ネット商店“身内”不正アクセス、個人情報盗む読売新聞

 インターネットのショッピングサイト「楽天市場」のサーバーに不正にアクセスしたとして警視庁に逮捕され、約3万6000件の個人情報を盗み取っていた男が、別のショッピングサイト「ビッダーズ」からも約8500件の個人情報を盗み取ったと認めていることが、14日わかった。

 男は、両サイトに「店舗」を出していた会社の元社員で、盗み出した情報を知人ら2人に各10万円で売ったという。過去の多くの情報流出事件と同様、今回も“身内”の犯行で、企業の情報管理の在り方が改めて問われそうだ。

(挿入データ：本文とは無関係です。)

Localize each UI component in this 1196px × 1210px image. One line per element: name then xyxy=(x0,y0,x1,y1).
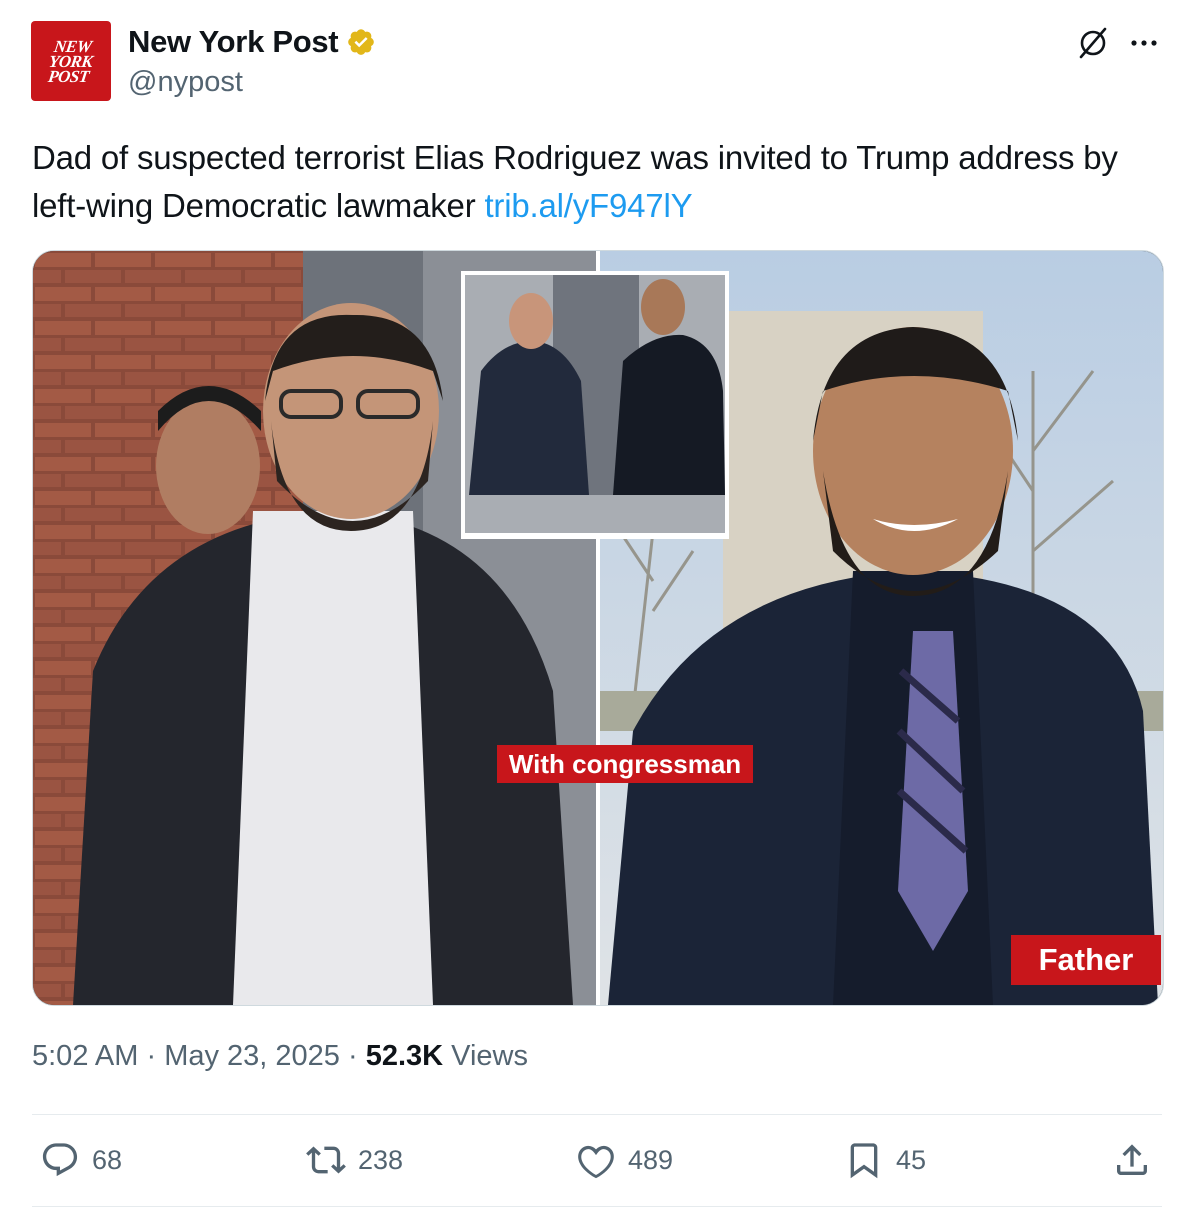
top-right-icons xyxy=(1076,26,1160,60)
bookmark-button[interactable]: 45 xyxy=(844,1140,926,1180)
tweet-time[interactable]: 5:02 AM xyxy=(32,1040,138,1072)
more-icon[interactable] xyxy=(1128,27,1160,59)
repost-button[interactable]: 238 xyxy=(306,1140,403,1180)
views-label: Views xyxy=(451,1040,528,1072)
media-photo xyxy=(33,251,1163,1005)
like-icon xyxy=(578,1145,614,1179)
reply-icon xyxy=(42,1143,78,1177)
tweet-meta: 5:02 AM · May 23, 2025 · 52.3K Views xyxy=(32,1040,528,1072)
repost-icon xyxy=(306,1146,346,1174)
reply-button[interactable]: 68 xyxy=(40,1140,122,1180)
avatar[interactable]: NEW YORK POST xyxy=(31,21,111,101)
author-name-row: New York Post xyxy=(128,24,376,60)
inset-label: With congressman xyxy=(497,745,753,783)
bookmark-count: 45 xyxy=(896,1144,927,1175)
tweet-date[interactable]: May 23, 2025 xyxy=(164,1040,340,1072)
verified-badge-icon xyxy=(348,29,375,55)
tweet-text: Dad of suspected terrorist Elias Rodrigu… xyxy=(32,134,1172,230)
bookmark-icon xyxy=(850,1143,878,1179)
like-button[interactable]: 489 xyxy=(576,1140,673,1180)
reply-count: 68 xyxy=(92,1144,123,1175)
nypost-logo: NEW YORK POST xyxy=(47,36,95,86)
repost-count: 238 xyxy=(358,1144,404,1175)
action-bar: 68 238 489 45 xyxy=(32,1140,1162,1190)
display-name[interactable]: New York Post xyxy=(128,24,339,60)
view-count: 52.3K xyxy=(365,1040,444,1072)
share-button[interactable] xyxy=(1112,1140,1152,1180)
grok-icon[interactable] xyxy=(1076,26,1110,60)
father-label: Father xyxy=(1011,935,1161,985)
handle[interactable]: @nypost xyxy=(128,66,243,99)
tweet-link[interactable]: trib.al/yF947lY xyxy=(484,187,692,224)
tweet-media[interactable]: With congressman Father xyxy=(32,250,1164,1006)
bottom-divider xyxy=(32,1206,1162,1207)
like-count: 489 xyxy=(628,1144,674,1175)
share-icon xyxy=(1117,1144,1147,1175)
divider xyxy=(32,1114,1162,1115)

 楽天市場の個人情報流出事件で逮捕されたのは、楽天市場に出店していた輸入雑貨販売会社「センターロード」(東京都足立区)の元社員橋本安弘容疑者(33)(葛飾区)。橋本容疑者は5月、楽天側からセ社に割り当てられていたIDとパスワードを悪用し、楽天市場のサーバーに不正にアクセスした疑いで、10月24日に逮捕されていた。アクセス後、「店舗」で買い物をした顧客の氏名や住所など計約3万6000件の個人情報を盗み出していた。

 橋本容疑者は調べに対し、セ社が同様に出店していたビッダーズのサーバーにも不正にアクセスし、「今年1〜2月ごろ、約8500件の個人情報を勝手に引き出した」と認めたという。サーバーから盗み出した情報は、顧客の氏名、住所、電話番号、メールアドレスなどだった。

 橋本容疑者は当初、楽天市場のサーバーにアクセスできるIDなどの入手方法について、「会社のパソコンに不具合が起こり、(IDなどを知っている役員らが)代わりに自分のパソコンを使った際、入力されたIDなどが残っていた」と説明したが、その後の調べでウソと判明した。

 実際はセ社社員当時、両サイトのサーバーにアクセスできるIDやパスワードのセキュリティー(安全性)対策を徹底するため、「パスワード管理ソフト」を導入するよう進言。このソフトの悪用を思いつき、管理ソフトを丸ごと自分のパソコンにコピーし、IDやパスワードを盗み出していたという。橋本容疑者は、2月に同社を退職していた。

 両サイトから不正に得た計約4万5000件の個人情報について、橋本容疑者は「知人の『新宿の名簿屋』と、闇サイトを通じて知り合った別の男に、それぞれ10万円で売却した」と供述している。

 警察庁によると、不正アクセス禁止法違反での摘発は、今年上半期196件で、既に昨年1年間の142件を上回った。元従業員らが企業側のID、パスワードの管理の甘さにつけ込む「内部犯行」が多い。今年10月、「東京ディズニーランド」などの入園者情報を盗んだなどとして、千葉県警に逮捕された元ソフト開発会社社員は、同ランドなどのコンピューター・ネットワークの維持管理を請け負っていた。